The Internet was supposed to broaden the distribution of independent films from art house to our house. Didn't happen. Now Madstone Films has come to the aid of not-ready-for-Sundance players with a fresh plan to distribute indie movies in underutilized theaters. After all, if televisions and personal computers can deliver specialized content, why not the big screen?
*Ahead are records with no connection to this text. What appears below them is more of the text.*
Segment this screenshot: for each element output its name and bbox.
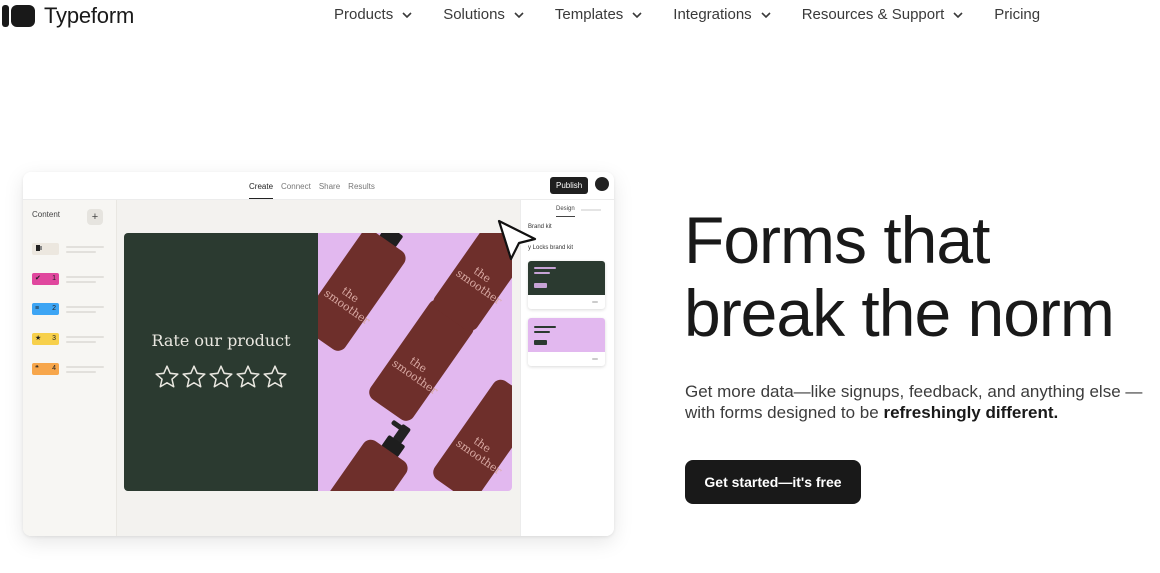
sidebar-title: Content bbox=[32, 210, 61, 219]
star-icon: ★ 3 bbox=[32, 333, 59, 345]
star-outline-icon bbox=[209, 365, 233, 388]
question-item: ≡ 2 bbox=[32, 303, 107, 315]
nav-resources-support[interactable]: Resources & Support bbox=[802, 6, 964, 23]
mockup-tab-create: Create bbox=[249, 182, 274, 199]
card-question-panel: Rate our product bbox=[124, 233, 318, 491]
product-mockup: Create Connect Share Results Publish Con… bbox=[23, 172, 614, 536]
nav-integrations[interactable]: Integrations bbox=[673, 6, 771, 23]
question-item bbox=[32, 243, 107, 255]
question-text: Rate our product bbox=[151, 331, 291, 350]
cursor-icon bbox=[497, 219, 537, 265]
rating-stars bbox=[154, 364, 288, 390]
chevron-down-icon bbox=[953, 11, 963, 18]
nav-solutions[interactable]: Solutions bbox=[443, 6, 524, 23]
typeform-logo[interactable]: Typeform bbox=[2, 3, 134, 29]
design-tab: Design bbox=[556, 206, 575, 217]
nav-label: Resources & Support bbox=[801, 6, 945, 23]
quote-icon: ❝ 4 bbox=[32, 363, 59, 375]
mockup-publish-button: Publish bbox=[550, 177, 589, 194]
question-item: ★ 3 bbox=[32, 333, 107, 345]
nav-templates[interactable]: Templates bbox=[555, 6, 642, 23]
question-card: Rate our product the smoother the smooth… bbox=[124, 233, 512, 491]
theme-card bbox=[528, 261, 605, 309]
question-item: ❝ 4 bbox=[32, 363, 107, 375]
chevron-down-icon bbox=[402, 11, 412, 18]
headline-line-2: break the norm bbox=[684, 276, 1115, 350]
typeform-logo-icon bbox=[2, 5, 35, 27]
hero-headline: Forms that break the norm bbox=[684, 203, 1115, 350]
bottle-image: the smoother bbox=[318, 412, 428, 491]
nav-label: Integrations bbox=[673, 6, 752, 23]
avatar bbox=[595, 177, 609, 191]
mockup-topbar: Create Connect Share Results Publish bbox=[23, 172, 614, 200]
headline-line-1: Forms that bbox=[684, 203, 990, 277]
hero-subtext: Get more data—like signups, feedback, an… bbox=[685, 381, 1155, 423]
star-outline-icon bbox=[263, 365, 287, 388]
theme-card bbox=[528, 318, 605, 366]
mockup-tabs: Create Connect Share Results bbox=[249, 182, 375, 199]
brand-name: Typeform bbox=[44, 3, 135, 28]
check-icon: ✔ 1 bbox=[32, 273, 59, 285]
nav-pricing[interactable]: Pricing bbox=[994, 6, 1040, 23]
nav-label: Solutions bbox=[443, 6, 505, 23]
mockup-tab-results: Results bbox=[348, 182, 375, 191]
subtext-emphasis: refreshingly different. bbox=[883, 403, 1059, 422]
nav-label: Products bbox=[334, 6, 394, 23]
card-product-image: the smoother the smoother the smoother t… bbox=[318, 233, 512, 491]
text-icon: ≡ 2 bbox=[32, 303, 59, 315]
mockup-canvas: Rate our product the smoother the smooth… bbox=[117, 200, 520, 536]
star-outline-icon bbox=[236, 365, 260, 388]
question-item: ✔ 1 bbox=[32, 273, 107, 285]
mockup-tab-share: Share bbox=[318, 182, 341, 191]
nav-products[interactable]: Products bbox=[334, 6, 412, 23]
chevron-down-icon bbox=[632, 11, 642, 18]
nav-label: Pricing bbox=[994, 6, 1041, 23]
main-nav: Products Solutions Templates Integration… bbox=[334, 6, 1071, 23]
add-question-button: + bbox=[87, 209, 103, 225]
statement-icon bbox=[32, 243, 59, 255]
mockup-sidebar: Content + ✔ 1 ≡ 2 ★ 3 ❝ 4 bbox=[23, 200, 117, 536]
chevron-down-icon bbox=[761, 11, 771, 18]
get-started-button[interactable]: Get started—it's free bbox=[685, 460, 861, 504]
nav-label: Templates bbox=[554, 6, 624, 23]
star-outline-icon bbox=[155, 365, 179, 388]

Madstone's co-CEOs -- Tom Gruenberg, a former executive at Polygram Filmed Entertainment and General Cinema; and Chip Seelig, a Goldman Sachs partner -- see their New York City-based company as a digital-movie incubator. As producers, they will fund and nurture projects of the low-budget ($500,000 to $1.5 million), high-art variety by first-time directors. They plan to produce those films at a small fraction of the usual cost by using digital equipment. Madstone will then beam those movies -- bundled with other programming, such as news, sports, and fashion events -- using satellite or fiber-optic transmission to 10 to 20 specially retrofitted cinemas. The founders hope to put together that network by resurrecting theaters from the ashes of bankrupt chains and other woebegone movie houses. Gruenberg intends to transform those cinemas into "multipurpose venues" capable of hosting "a multitude of promotional events."
Thus, in addition to charging admission to movies, Madstone could convert its technologically tip-top spaces into multimedia venues for big-ticket corporate conferences, press briefings, new-product announcements, and the like. Then, of course, there are the popcorn sales -- a niche in which Internet movie distributors can never compete.